Ce qui inquiète le plus Jean-Bernard Rottier, président du Syndicat national des ophtalmologistes de France (Snof), est l'éventualité de sacrifier, sur l'autel européen de la liberté du commerce et de l'industrie, la proposition de rendre obligatoire l'ordonnance pour obtenir des lunettes ou des lentilles sur Internet. Pour le Dr Rottier, «Il faut l'inscrire dans la loi. Cela semble évident quand on sait que sur les 7 millions de patients qui viennent nous voir chaque année pour changer de lunettes, nous dépistons une maladie chez 4,5 millions !» Oui mais justement, chacun sait bien que les délais pour obtenir un RDV avec un ophtalmo dans certaines régions se comptent en mois sinon en semestres. Pourquoi alors ne pas demander aux opticiens de faire le dépistage de première ligne, quitte à adresser aux ophtalmologistes les cas douteux ? «Ce serait gravissime !, explique Isabelle Castioni, elle-même opticienne depuis plus de trente ans au Mans. On risque de passer à côté de tas de choses. En tant qu'opticien, nous n'avons pas de formation de pathologiste !»

Encadrer la prescription

Selon l'enquête du Groupe français d'étude sur les kératites microbiennes liées au port de lentilles de contact, qui regroupe 14 CHU, le risque d'abcès diminue très largement lorsque l'adaptation et le suivi sont assurés par les ophtalmologistes, ce qui renforce la nécessité d'encadrer leur prescription. Une étude à paraître dans la revue Réflexions ophtalmologiques sur 357 cas d'infections cornéennes sous lentilles montre que le risque est multiplié par neuf lorsque l'adaptation n'est pas faite par un ophtalmologiste.

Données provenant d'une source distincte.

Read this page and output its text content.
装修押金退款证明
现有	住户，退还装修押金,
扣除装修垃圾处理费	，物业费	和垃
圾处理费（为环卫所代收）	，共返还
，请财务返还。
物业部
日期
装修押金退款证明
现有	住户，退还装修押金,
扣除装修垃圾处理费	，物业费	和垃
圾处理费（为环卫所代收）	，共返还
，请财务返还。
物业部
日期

Chaque année en France, environ 5000 personnes sont hospitalisées pour un abcès de cornée, dont la moitié due aux lentilles et un sous-groupe non négligeable aux lentilles cosmétiques. Une complication redoutée : « Les durées d'hospitalisation peuvent aller jusqu'à un mois et parfois une greffe de cornée est nécessaire », souligne le Dr Rottier. Ce n'est pas pour rien que la manipulation des lentilles de contact et leur entretien s'apprennent et doivent être respectés. Il n'est pas rare que des infections surviennent après plusieurs années de port sans problème en raison d'un relâchement de l'hygiène basique, y compris le simple lavage des mains (et le séchage, pour éviter les micro-organismes parfois présents dans l'eau du robinet).

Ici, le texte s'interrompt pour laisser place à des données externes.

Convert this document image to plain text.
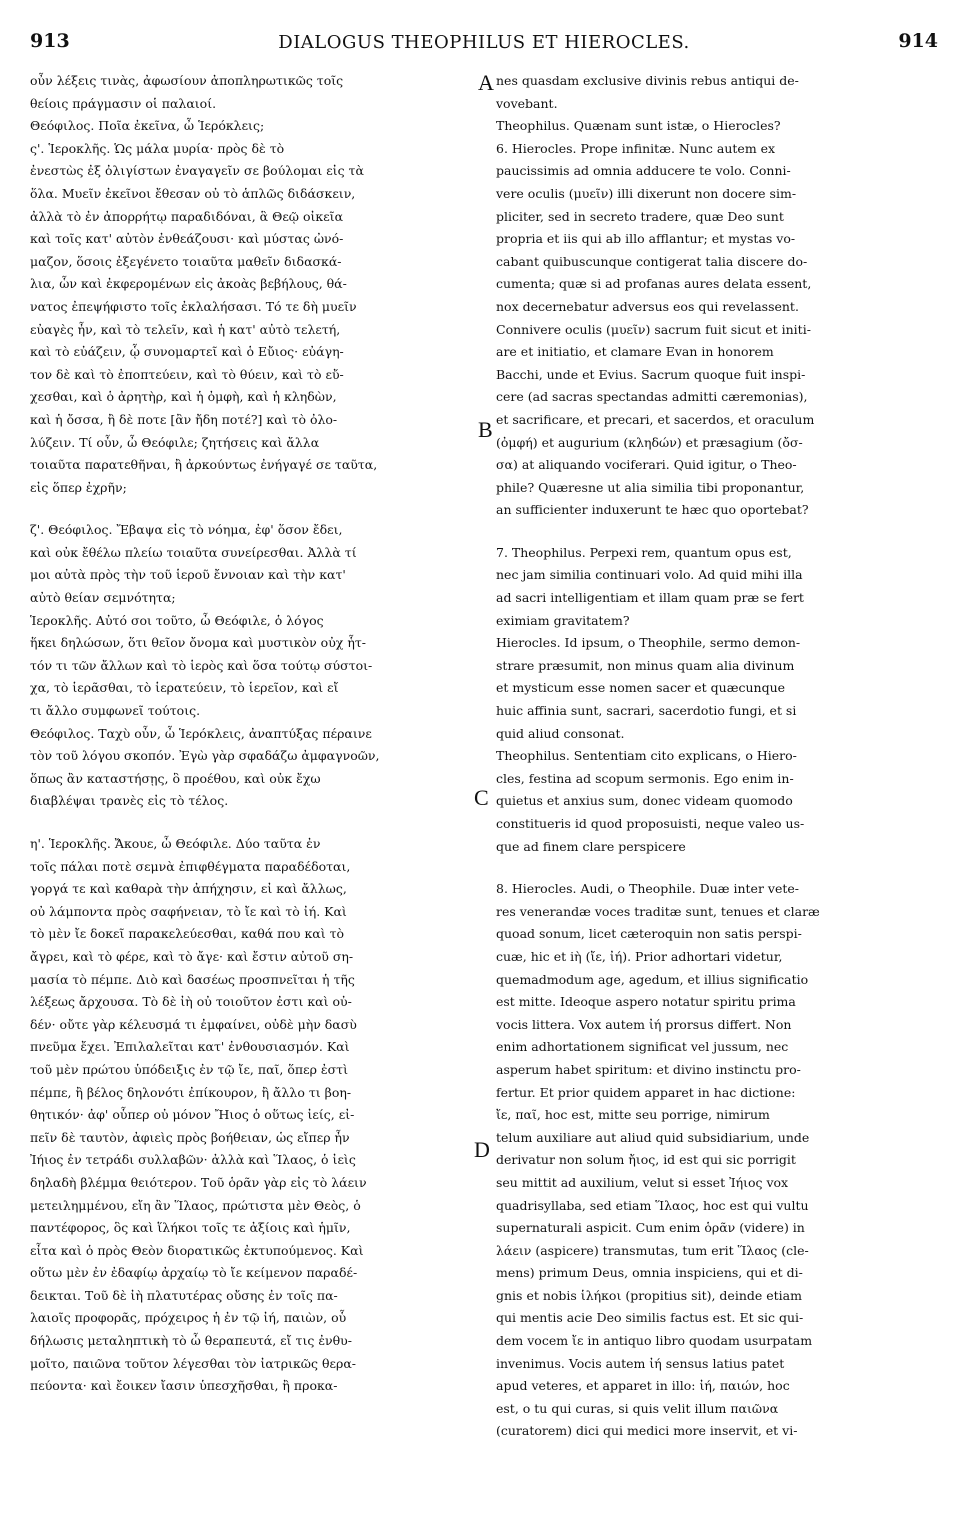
913	DIALOGUS THEOPHILUS ET HIEROCLES.	914

οὖν λέξεις τινὰς, ἀφωσίουν ἀποπληρωτικῶς τοῖς

θείοις πράγμασιν οἱ παλαιοί.

Θεόφιλος. Ποῖα ἐκεῖνα, ὦ Ἱερόκλεις;

ς'. Ἱεροκλῆς. Ὡς μάλα μυρία· πρὸς δὲ τὸ

ἐνεστὼς ἐξ ὀλιγίστων ἐναγαγεῖν σε βούλομαι εἰς τὰ

ὅλα. Μυεῖν ἐκεῖνοι ἔθεσαν οὐ τὸ ἁπλῶς διδάσκειν,

ἀλλὰ τὸ ἐν ἀπορρήτῳ παραδιδόναι, ἃ Θεῷ οἰκεῖα

καὶ τοῖς κατ' αὐτὸν ἐνθεάζουσι· καὶ μύστας ὠνό-

μαζον, ὅσοις ἐξεγένετο τοιαῦτα μαθεῖν διδασκά-

λια, ὧν καὶ ἐκφερομένων εἰς ἀκοὰς βεβήλους, θά-

νατος ἐπεψήφιστο τοῖς ἐκλαλήσασι. Τό τε δὴ μυεῖν

εὐαγὲς ἦν, καὶ τὸ τελεῖν, καὶ ἡ κατ' αὐτὸ τελετή,

καὶ τὸ εὐάζειν, ᾧ συνομαρτεῖ καὶ ὁ Εὔιος· εὐάγη-

τον δὲ καὶ τὸ ἐποπτεύειν, καὶ τὸ θύειν, καὶ τὸ εὔ-

χεσθαι, καὶ ὁ ἀρητὴρ, καὶ ἡ ὀμφὴ, καὶ ἡ κληδὼν,

καὶ ἡ ὄσσα, ἢ δὲ ποτε [ἂν ἤδη ποτέ?] καὶ τὸ ὀλο-

λύζειν. Τί οὖν, ὦ Θεόφιλε; ζητήσεις καὶ ἄλλα

τοιαῦτα παρατεθῆναι, ἢ ἀρκούντως ἐνήγαγέ σε ταῦτα,

εἰς ὅπερ ἐχρῆν;

ζ'. Θεόφιλος. Ἔβαψα εἰς τὸ νόημα, ἐφ' ὅσον ἔδει,

καὶ οὐκ ἔθέλω πλείω τοιαῦτα συνείρεσθαι. Ἀλλὰ τί

μοι αὐτὰ πρὸς τὴν τοῦ ἱεροῦ ἔννοιαν καὶ τὴν κατ'

αὐτὸ θείαν σεμνότητα;

Ἱεροκλῆς. Αὐτό σοι τοῦτο, ὦ Θεόφιλε, ὁ λόγος

ἥκει δηλώσων, ὅτι θεῖον ὄνομα καὶ μυστικὸν οὐχ ἧτ-

τόν τι τῶν ἄλλων καὶ τὸ ἱερὸς καὶ ὅσα τούτῳ σύστοι-

χα, τὸ ἱερᾶσθαι, τὸ ἱερατεύειν, τὸ ἱερεῖον, καὶ εἴ

τι ἄλλο συμφωνεῖ τούτοις.

Θεόφιλος. Ταχὺ οὖν, ὦ Ἱερόκλεις, ἀναπτύξας πέραινε

τὸν τοῦ λόγου σκοπόν. Ἐγὼ γὰρ σφαδάζω ἀμφαγνοῶν,

ὅπως ἂν καταστήσῃς, ὃ προέθου, καὶ οὐκ ἔχω

διαβλέψαι τρανὲς εἰς τὸ τέλος.

η'. Ἱεροκλῆς. Ἄκουε, ὦ Θεόφιλε. Δύο ταῦτα ἐν

τοῖς πάλαι ποτὲ σεμνὰ ἐπιφθέγματα παραδέδοται,

γοργά τε καὶ καθαρὰ τὴν ἀπήχησιν, εἰ καὶ ἄλλως,

οὐ λάμποντα πρὸς σαφήνειαν, τὸ ἴε καὶ τὸ ἰή. Καὶ

τὸ μὲν ἴε δοκεῖ παρακελεύεσθαι, καθά που καὶ τὸ

ἄγρει, καὶ τὸ φέρε, καὶ τὸ ἄγε· καὶ ἔστιν αὐτοῦ ση-

μασία τὸ πέμπε. Διὸ καὶ δασέως προσπνεῖται ἡ τῆς

λέξεως ἄρχουσα. Τὸ δὲ ἰὴ οὐ τοιοῦτον ἐστι καὶ οὐ-

δέν· οὔτε γὰρ κέλευσμά τι ἐμφαίνει, οὐδὲ μὴν δασὺ

πνεῦμα ἔχει. Ἐπιλαλεῖται κατ' ἐνθουσιασμόν. Καὶ

τοῦ μὲν πρώτου ὑπόδειξις ἐν τῷ ἴε, παῖ, ὅπερ ἐστὶ

πέμπε, ἢ βέλος δηλονότι ἐπίκουρον, ἢ ἄλλο τι βοη-

θητικόν· ἀφ' οὗπερ οὐ μόνον Ἤιος ὁ οὕτως ἰείς, εἰ-

πεῖν δὲ ταυτὸν, ἀφιεὶς πρὸς βοήθειαν, ὡς εἴπερ ἦν

Ἰήιος ἐν τετράδι συλλαβῶν· ἀλλὰ καὶ Ἵλαος, ὁ ἰεὶς

δηλαδὴ βλέμμα θειότερον. Τοῦ ὁρᾶν γὰρ εἰς τὸ λάειν

μετειλημμένου, εἴη ἂν Ἵλαος, πρώτιστα μὲν Θεὸς, ὁ

παντέφορος, ὃς καὶ ἵλήκοι τοῖς τε ἀξίοις καὶ ἡμῖν,

εἶτα καὶ ὁ πρὸς Θεὸν διορατικῶς ἐκτυπούμενος. Καὶ

οὕτω μὲν ἐν ἐδαφίῳ ἀρχαίῳ τὸ ἴε κείμενον παραδέ-

δεικται. Τοῦ δὲ ἰὴ πλατυτέρας οὔσης ἐν τοῖς πα-

λαιοῖς προφορᾶς, πρόχειρος ἡ ἐν τῷ ἰή, παιὼν, οὗ

δήλωσις μεταληπτικὴ τὸ ὦ θεραπευτά, εἴ τις ἐνθυ-

μοῖτο, παιῶνα τοῦτον λέγεσθαι τὸν ἰατρικῶς θερα-

πεύοντα· καὶ ἔοικεν ἴασιν ὑπεσχῆσθαι, ἢ προκα-

nes quasdam exclusive divinis rebus antiqui de-

vovebant.

Theophilus. Quænam sunt istæ, o Hierocles?

6. Hierocles. Prope infinitæ. Nunc autem ex

paucissimis ad omnia adducere te volo. Conni-

vere oculis (μυεῖν) illi dixerunt non docere sim-

pliciter, sed in secreto tradere, quæ Deo sunt

propria et iis qui ab illo afflantur; et mystas vo-

cabant quibuscunque contigerat talia discere do-

cumenta; quæ si ad profanas aures delata essent,

nox decernebatur adversus eos qui revelassent.

Connivere oculis (μυεῖν) sacrum fuit sicut et initi-

are et initiatio, et clamare Evan in honorem

Bacchi, unde et Evius. Sacrum quoque fuit inspi-

cere (ad sacras spectandas admitti cæremonias),

et sacrificare, et precari, et sacerdos, et oraculum

(ὀμφή) et augurium (κληδών) et præsagium (ὄσ-

σα) at aliquando vociferari. Quid igitur, o Theo-

phile? Quæresne ut alia similia tibi proponantur,

an sufficienter induxerunt te hæc quo oportebat?

7. Theophilus. Perpexi rem, quantum opus est,

nec jam similia continuari volo. Ad quid mihi illa

ad sacri intelligentiam et illam quam præ se fert

eximiam gravitatem?

Hierocles. Id ipsum, o Theophile, sermo demon-

strare præsumit, non minus quam alia divinum

et mysticum esse nomen sacer et quæcunque

huic affinia sunt, sacrari, sacerdotio fungi, et si

quid aliud consonat.

Theophilus. Sententiam cito explicans, o Hiero-

cles, festina ad scopum sermonis. Ego enim in-

quietus et anxius sum, donec videam quomodo

constitueris id quod proposuisti, neque valeo us-

que ad finem clare perspicere

8. Hierocles. Audi, o Theophile. Duæ inter vete-

res venerandæ voces traditæ sunt, tenues et claræ

quoad sonum, licet cæteroquin non satis perspi-

cuæ, hic et iὴ (ἴε, ἰή). Prior adhortari videtur,

quemadmodum age, agedum, et illius significatio

est mitte. Ideoque aspero notatur spiritu prima

vocis littera. Vox autem ἰή prorsus differt. Non

enim adhortationem significat vel jussum, nec

asperum habet spiritum: et divino instinctu pro-

fertur. Et prior quidem apparet in hac dictione:

ἴε, παῖ, hoc est, mitte seu porrige, nimirum

telum auxiliare aut aliud quid subsidiarium, unde

derivatur non solum ἤιος, id est qui sic porrigit

seu mittit ad auxilium, velut si esset Ἰήιος vox

quadrisyllaba, sed etiam Ἵλαος, hoc est qui vultu

supernaturali aspicit. Cum enim ὁρᾶν (videre) in

λάειν (aspicere) transmutas, tum erit Ἵλαος (cle-

mens) primum Deus, omnia inspiciens, qui et di-

gnis et nobis ἱλήκοι (propitius sit), deinde etiam

qui mentis acie Deo similis factus est. Et sic qui-

dem vocem ἴε in antiquo libro quodam usurpatam

invenimus. Vocis autem ἰή sensus latius patet

apud veteres, et apparet in illo: ἰή, παιών, hoc

est, o tu qui curas, si quis velit illum παιῶνα

(curatorem) dici qui medici more inservit, et vi-

A
B
C
D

L'entretien des lentilles et la dépose immédiate au moindre problème font partie des bons réflexes du porteur de lentille prudent. Reste l'inquiétude des ophtalmologistes à voir vendues sans aucun contrôle médical, en supermarché ou sur Internet, des lentilles cosmétiques que les porteurs ne voient pas comme un objet potentiellement dangereux. Tout comme les porteurs de lentilles jetables journalières qui s'imaginent parfois à l'abri des complications infectieuses. À tort.